Aku pamit ke kamar untuk menaruh tas, mengganti pakaian dengan pakaian santai dan ke kamar mandi untuk mencuci muka yang tadi sudah habis dijelajahi bibir Arion. Aku sampai melihat bibirku yang untungnya tidak membengkak. Tadi, saat aku melepas blouse, aku sempatkan membuka bra dan berdiri di depan cermin, memperhatikan bagian dadaku yang tadi disentuh Arion. Kembali aku membayangkan telapak tangannya. Sensasi yang dia berikan tadi benar-benar melambungkan segala rasa. Kalau saja Ferdy tidak datang, aku tak tahu apalagi yang akan dia lakukan pada bagian dadaku. Mungkin saja dia akan menelusurinya dengan bibir dan lidahnya yang sangat aku sukai itu. Tak sadar, aku meremas bagian dadaku. Sebelum pikiran liarku mengembara, aku cepat bergerak ke kamar mandi. Astaga, mengapa aku jadi membiarkan hayalanku seperti ini? Seperti ada yang ingin menyeruak dari dalam diriku saat membayangkan perlakuan Arion di apartemennya tadi. Beberapa kali aku membasuh wajah agar keinginan itu lenyap.

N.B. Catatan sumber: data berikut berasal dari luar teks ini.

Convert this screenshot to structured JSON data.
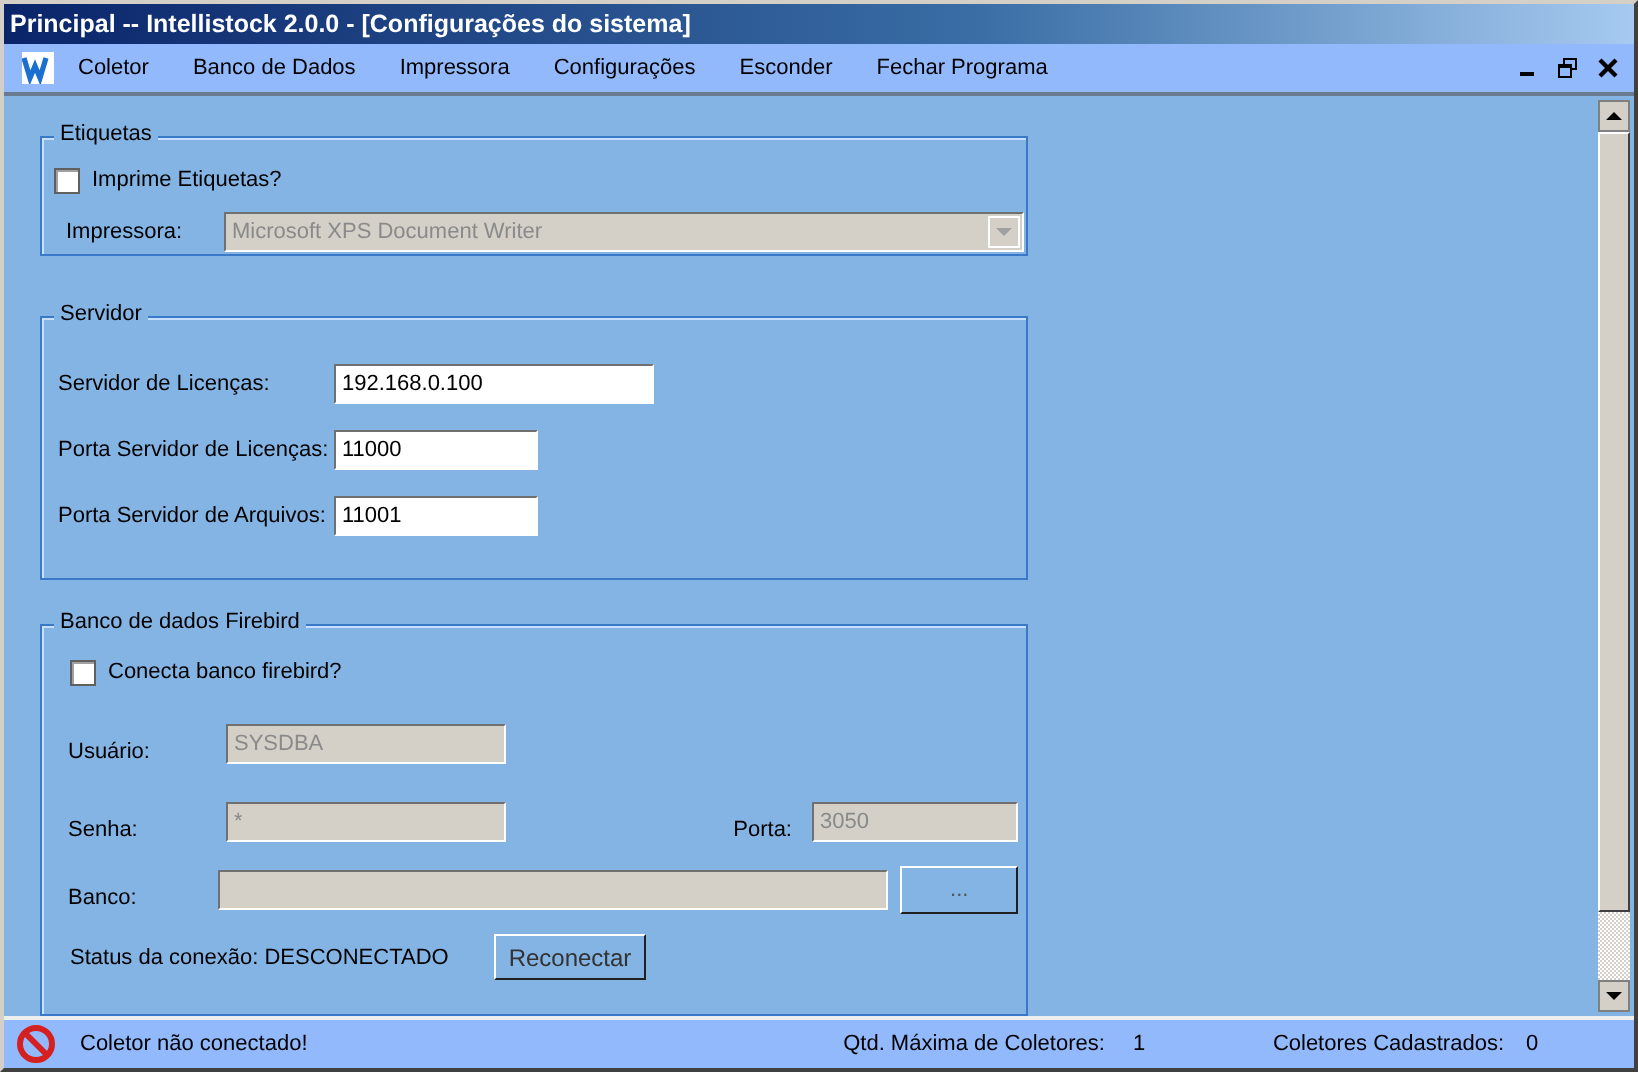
{
  "window": {
    "title": "Principal -- Intellistock 2.0.0 - [Configurações do sistema]"
  },
  "menu": {
    "items": [
      {
        "label": "Coletor"
      },
      {
        "label": "Banco de Dados"
      },
      {
        "label": "Impressora"
      },
      {
        "label": "Configurações"
      },
      {
        "label": "Esconder"
      },
      {
        "label": "Fechar Programa"
      }
    ]
  },
  "etiquetas": {
    "title": "Etiquetas",
    "checkbox": {
      "label": "Imprime Etiquetas?",
      "checked": false
    },
    "printer": {
      "label": "Impressora:",
      "value": "Microsoft XPS Document Writer",
      "disabled": true
    }
  },
  "servidor": {
    "title": "Servidor",
    "fields": [
      {
        "label": "Servidor de Licenças:",
        "value": "192.168.0.100",
        "disabled": false
      },
      {
        "label": "Porta Servidor de Licenças:",
        "value": "11000",
        "disabled": false
      },
      {
        "label": "Porta Servidor de Arquivos:",
        "value": "11001",
        "disabled": false
      }
    ]
  },
  "firebird": {
    "title": "Banco de dados Firebird",
    "checkbox": {
      "label": "Conecta banco firebird?",
      "checked": false
    },
    "user": {
      "label": "Usuário:",
      "value": "SYSDBA",
      "disabled": true
    },
    "password": {
      "label": "Senha:",
      "value": "*",
      "disabled": true
    },
    "port": {
      "label": "Porta:",
      "value": "3050",
      "disabled": true
    },
    "database": {
      "label": "Banco:",
      "disabled": true,
      "browse_button": "..."
    },
    "status": "Status da conexão: DESCONECTADO",
    "reconnect_button": "Reconectar"
  },
  "status_bar": {
    "message": "Coletor não conectado!",
    "max_label": "Qtd. Máxima de Coletores:",
    "max_value": "1",
    "registered_label": "Coletores Cadastrados:",
    "registered_value": "0"
  }
}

Aku kembali ke ruang tamu dan mendapati Arion sudah mengobrol seru dengan Papa dan Mama. Setelah aku duduk, Arion berdeham. Tubuhnya dia tegakkan dan menatap Papa dan Mama dengan serius. Sikapnya seperti itu membuatku was-was. Jangan-jangan ada sesuatu yang akan diucapkannnya, wajahnya terlihat sangat serius.
"Om dan Tante, izinkan saya untuk menyampaikan info penting." Aku melotot menatapnya yang tentu saja tidak dilihatnya. Pasti yang akan dia sampaikan adalah status kami. Waduh, ini belum saatnya, pikirku. Mengapa dia buru-buru begini, sih? Walaupun Papa dan Mama senang dengannya, tetapi belum tentu Arion diterima. Berbagai macam pertanyaan menyerbu isi kepalaku.
"Info penting apa, nih?" Mama terlihat antusias. Papa biasa-biasa saja walau memasang raut wajah berminat dengan apa yang akan disampaikan Arion nanti. Aku deg-degan.
"Saya dan Sandri menjalin hubungan. Semoga Om dan Tante merestui." Kata-katanya diucapkannya dengan penuh penekanan. Tak ada rasa takut sama sekali yang kulihat pada wajahnya. Seperti inilah mungkin kalau aku mempunyai kekasih yang sudah matang usianya. Semua telah dia pertimbangkan sebelum menyampaikan info ini pada orang tuaku. Aku bersyukur Kak Dani tidak berada di rumah. Biasanya hari Sabtu begini, dia mengurus bisnis di luar pekerjaan tetapnya dengan teman-teman semasa kuliahnya. Entah apa tanggapannya kalau saja dia juga berada di ruangan ini. Aku tak berani melihat wajah orang tuaku. Aku bahkan merasa seperti sedang menunggu hasil sidang ujian akhir.
KAMU SEDANG MEMBACA
Pasti Ada Cinta Untukmu (complete)
RomanceAku dan Rannu adalah saudara sepupu yang sangat dekat. Usia kami sebaya. Ibuku dan ibunya Rannu bersaudara. Aku adalah tempat Rannu berbagi keluh kesah. Dia merasa berbeda dengan saudaranya dan berpikir mungkin dia hanya anak angkat. Apa yang dikerj...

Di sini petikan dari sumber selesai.